Apocynin (4-hydroxy-3-methoxyacetophenone) is a methoxy-substituted catechol derived from the medicinal herb P. kurroa [16]. Its antioxidant effects have been evaluated in several experimental studies, mostly as a NADPH oxidase inhibitor [17, 23]. However, this property has been put in check since apocynin failed to inhibit NADPH oxidase in cell culture; apocynin actually acted as a reactive oxygen species scavenger or a pro-oxidant agent [19, 63, 64]. Apocynin can also prevent NF-κB activation [24] and modulate nitric oxide-dependent pathways [65]. In several heart failure models, apocynin attenuated myocardial oxidative stress, apoptosis, hypertrophy, fibrosis, and diastolic dysfunction [11, 24, 66, 67].

However, only a few authors have examined the effects of apocynin on diabetic cardiomyopathy [13, 15, 25]. In accordance with our results, apocynin attenuated ventricular and myocardial dysfunction in diabetic mice [15, 49] and decreased reactive oxygen species production and apoptosis in the heart [13]. In diabetic mice [13, 15] and rabbits [25], apocynin also inhibited NADPH oxidase activity, which was not observed in our study. The conflicting result concerning these previous studies is probably related to the different animal species being evaluated. To the best of our knowledge, this is the first study to evaluate the cardiac effects of apocynin in diabetic rats.
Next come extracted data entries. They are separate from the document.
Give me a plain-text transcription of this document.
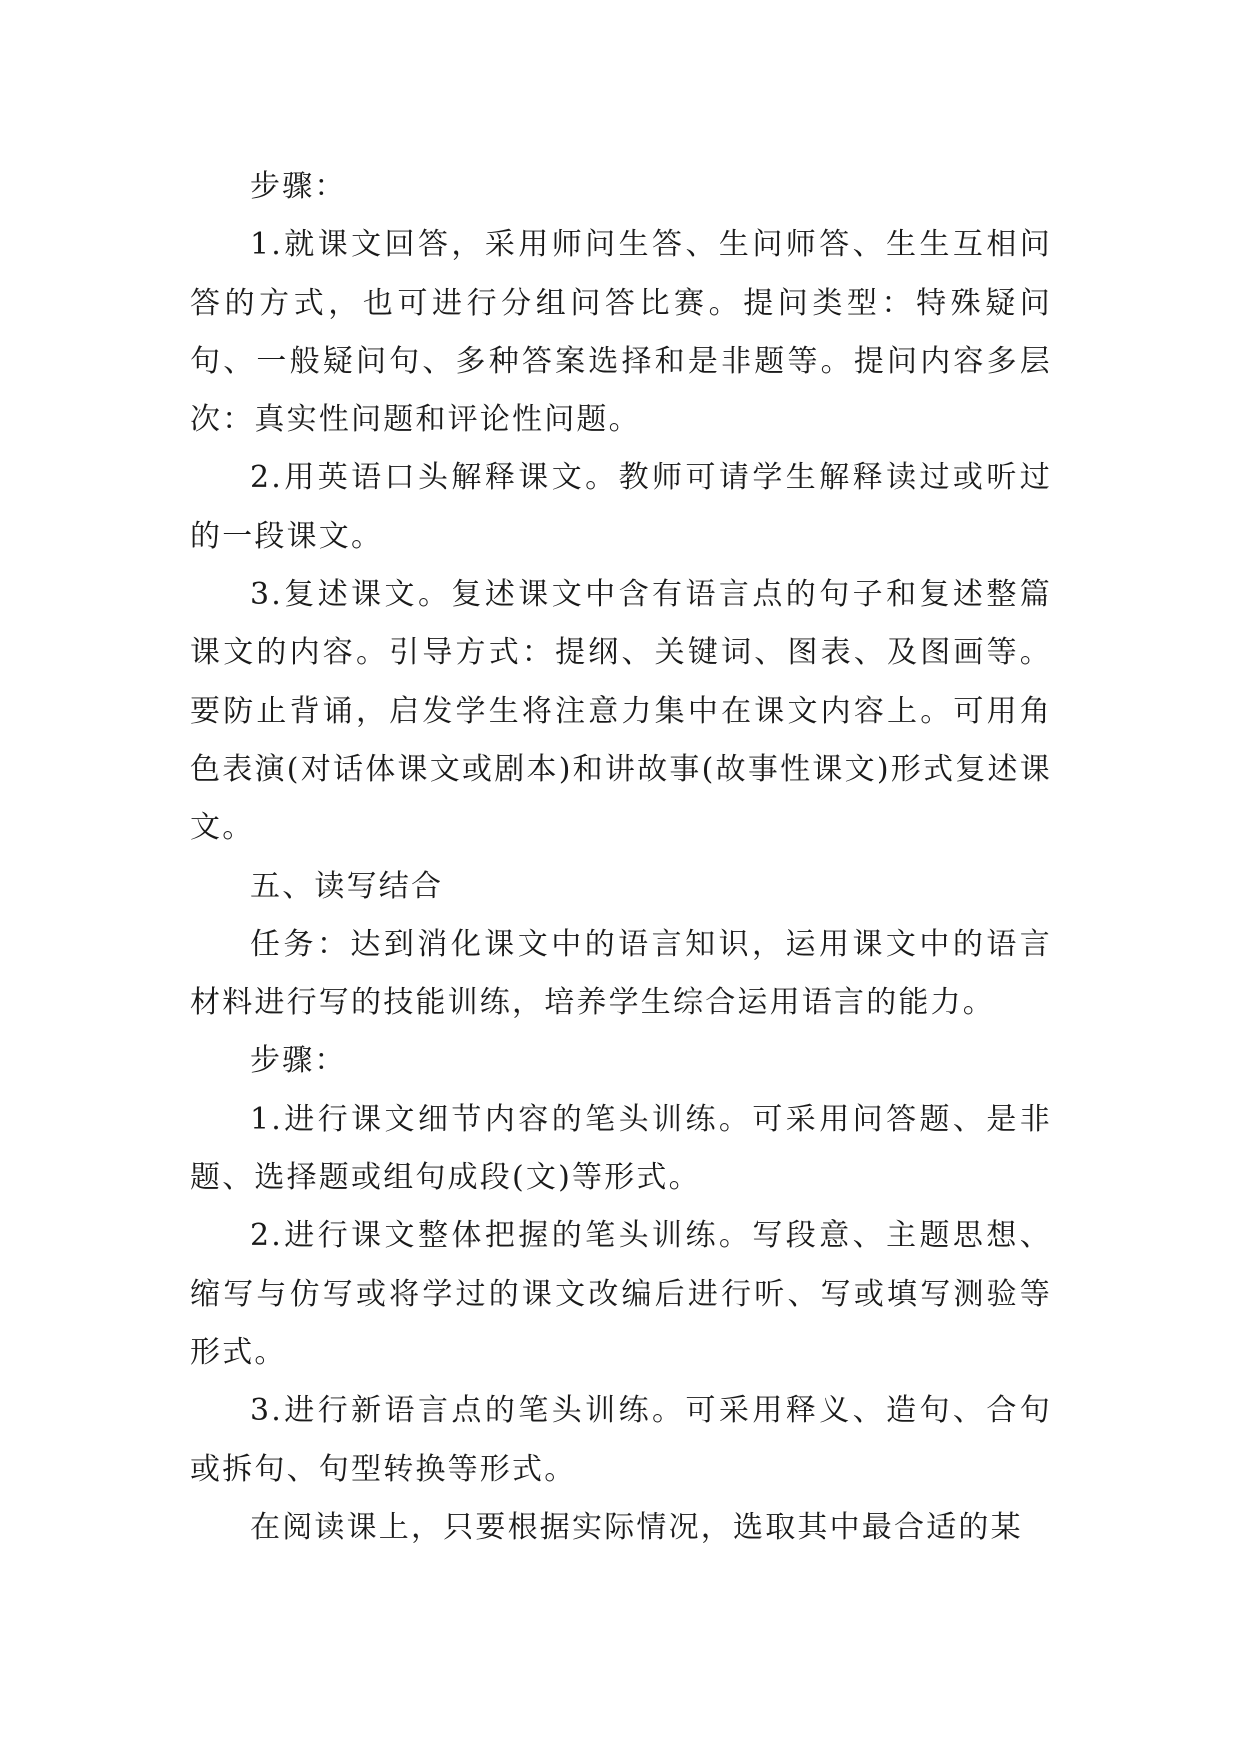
步骤：

1.就课文回答，采用师问生答、生问师答、生生互相问答的方式，也可进行分组问答比赛。提问类型：特殊疑问句、一般疑问句、多种答案选择和是非题等。提问内容多层次：真实性问题和评论性问题。

2.用英语口头解释课文。教师可请学生解释读过或听过的一段课文。

3.复述课文。复述课文中含有语言点的句子和复述整篇课文的内容。引导方式：提纲、关键词、图表、及图画等。要防止背诵，启发学生将注意力集中在课文内容上。可用角色表演(对话体课文或剧本)和讲故事(故事性课文)形式复述课文。

五、读写结合

任务：达到消化课文中的语言知识，运用课文中的语言材料进行写的技能训练，培养学生综合运用语言的能力。

步骤：

1.进行课文细节内容的笔头训练。可采用问答题、是非题、选择题或组句成段(文)等形式。

2.进行课文整体把握的笔头训练。写段意、主题思想、缩写与仿写或将学过的课文改编后进行听、写或填写测验等形式。

3.进行新语言点的笔头训练。可采用释义、造句、合句或拆句、句型转换等形式。

在阅读课上，只要根据实际情况，选取其中最合适的某
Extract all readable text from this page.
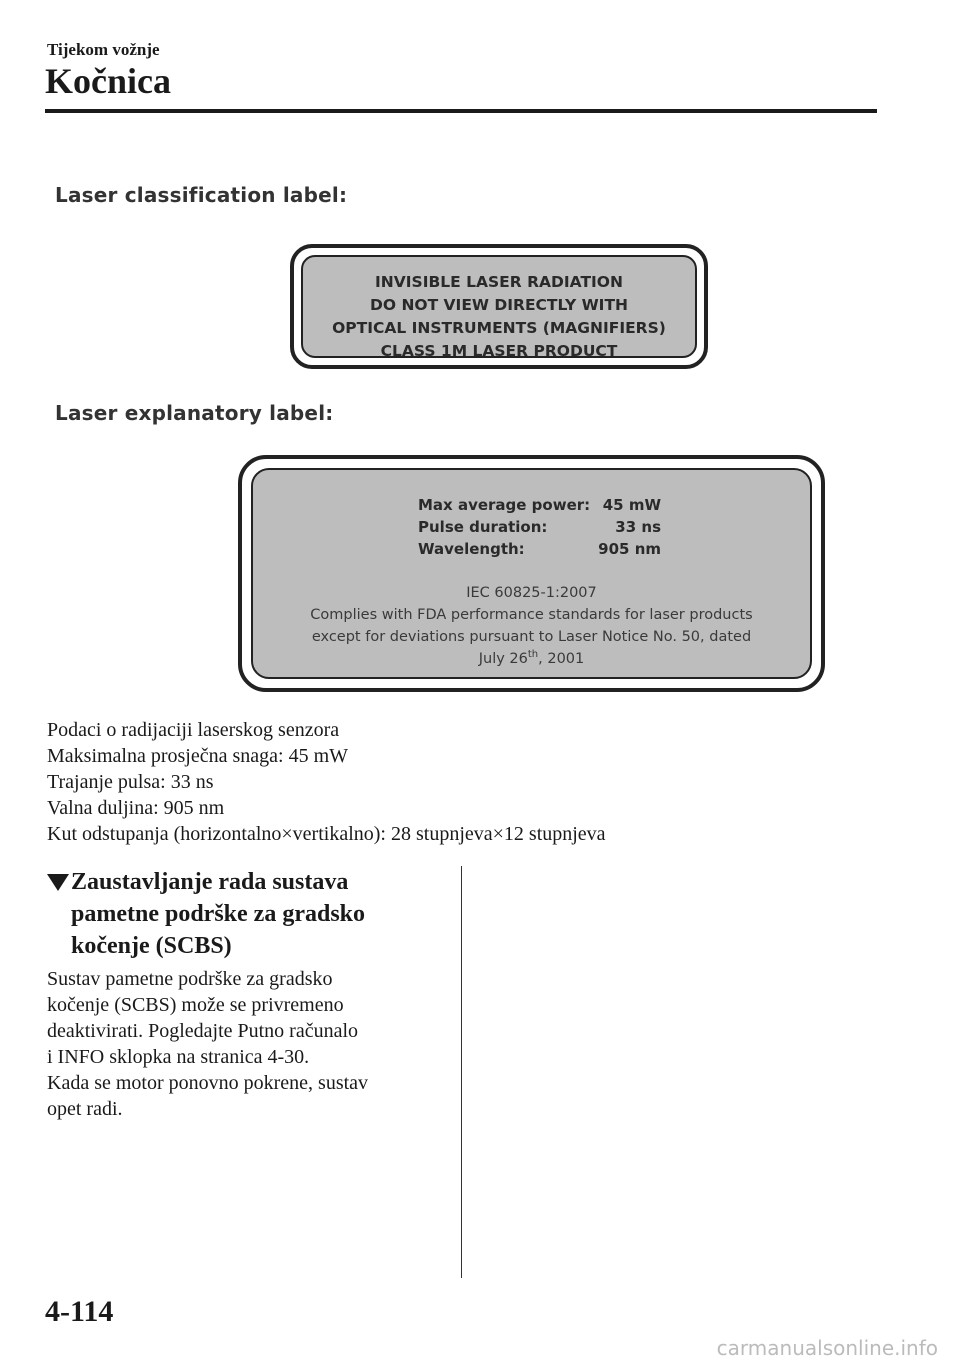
Tijekom vožnje
Kočnica
Laser classification label:
INVISIBLE LASER RADIATION
DO NOT VIEW DIRECTLY WITH
OPTICAL INSTRUMENTS (MAGNIFIERS)
CLASS 1M LASER PRODUCT
Laser explanatory label:
Max average power: 45 mW
Pulse duration:	33 ns
Wavelength:	905 nm
IEC 60825-1:2007
Complies with FDA performance standards for laser products
except for deviations pursuant to Laser Notice No. 50, dated
July 26th, 2001
Podaci o radijaciji laserskog senzora
Maksimalna prosječna snaga: 45 mW
Trajanje pulsa: 33 ns
Valna duljina: 905 nm
Kut odstupanja (horizontalno×vertikalno): 28 stupnjeva×12 stupnjeva
Zaustavljanje rada sustava
pametne podrške za gradsko
kočenje (SCBS)
Sustav pametne podrške za gradsko
kočenje (SCBS) može se privremeno
deaktivirati. Pogledajte Putno računalo
i INFO sklopka na stranica 4-30.
Kada se motor ponovno pokrene, sustav
opet radi.
4-114
carmanualsonline.info
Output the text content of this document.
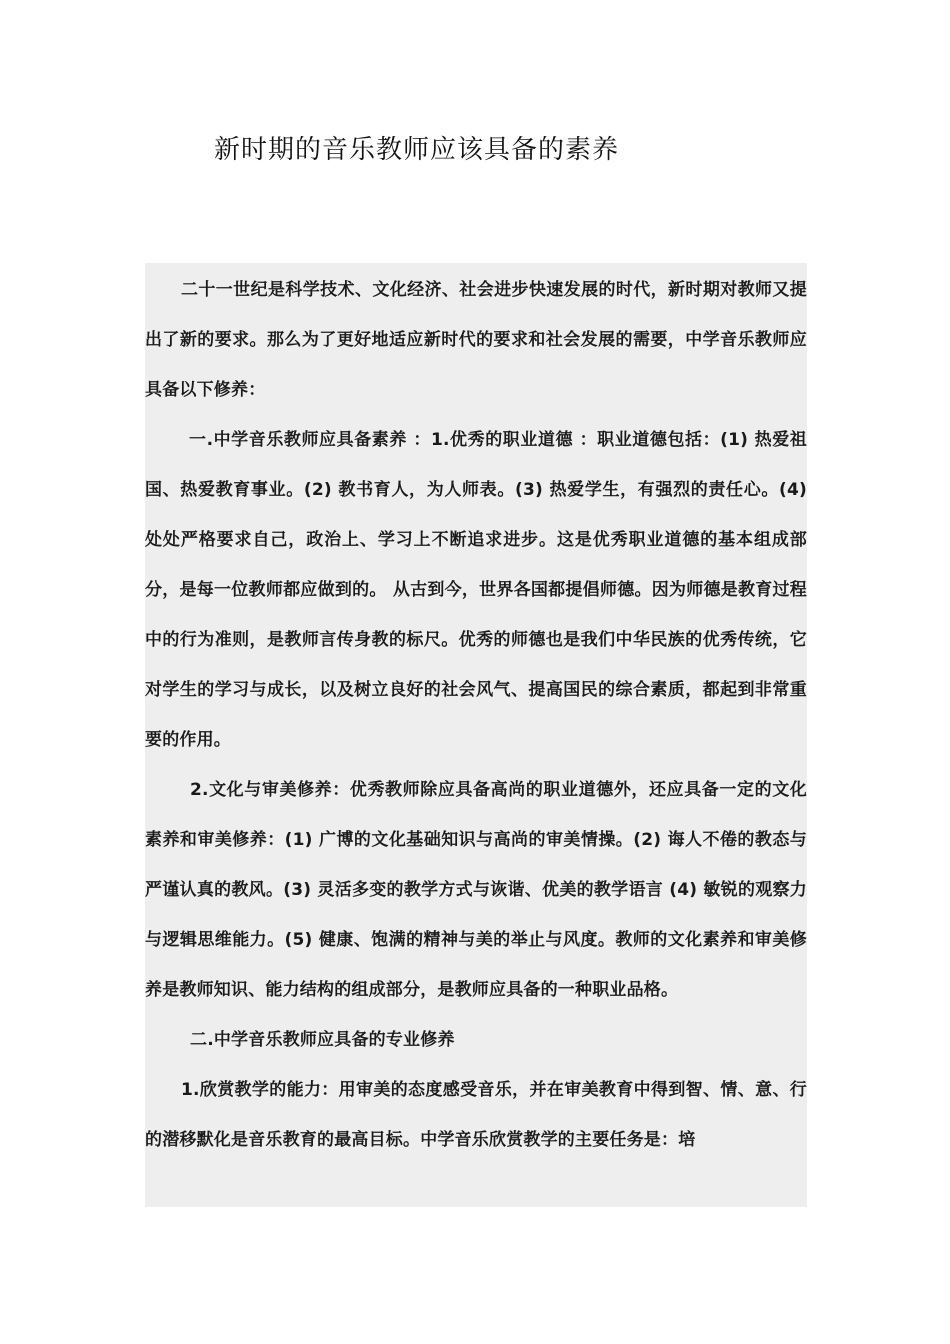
新时期的音乐教师应该具备的素养

二十一世纪是科学技术、文化经济、社会进步快速发展的时代，新时期对教师又提出了新的要求。那么为了更好地适应新时代的要求和社会发展的需要，中学音乐教师应具备以下修养：

一.中学音乐教师应具备素养 ：1.优秀的职业道德 ：职业道德包括：(1) 热爱祖国、热爱教育事业。(2) 教书育人，为人师表。(3) 热爱学生，有强烈的责任心。(4) 处处严格要求自己，政治上、学习上不断追求进步。这是优秀职业道德的基本组成部分，是每一位教师都应做到的。 从古到今，世界各国都提倡师德。因为师德是教育过程中的行为准则，是教师言传身教的标尺。优秀的师德也是我们中华民族的优秀传统，它对学生的学习与成长，以及树立良好的社会风气、提高国民的综合素质，都起到非常重要的作用。

2.文化与审美修养：优秀教师除应具备高尚的职业道德外，还应具备一定的文化素养和审美修养：(1) 广博的文化基础知识与高尚的审美情操。(2) 诲人不倦的教态与严谨认真的教风。(3) 灵活多变的教学方式与诙谐、优美的教学语言 (4) 敏锐的观察力与逻辑思维能力。(5) 健康、饱满的精神与美的举止与风度。教师的文化素养和审美修养是教师知识、能力结构的组成部分，是教师应具备的一种职业品格。

二.中学音乐教师应具备的专业修养

1.欣赏教学的能力：用审美的态度感受音乐，并在审美教育中得到智、情、意、行的潜移默化是音乐教育的最高目标。中学音乐欣赏教学的主要任务是：培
In summary, we showed that apocynin provided a mild improvement in ventricular diastolic function and myocardial contractile function and restored systemic SOD and catalase antioxidant enzyme activity. Further studies are needed to improve understanding of the influence apocynin has on the pathophysiology of diabetic cardiomyopathy.

Conclusion

Apocynin restores serum antioxidant enzyme activity despite unchanged myocardial NADPH oxidase activity in diabetic rats. This study reinforces the potential beneficial influence of antioxidants in diabetic cardiomyopathy.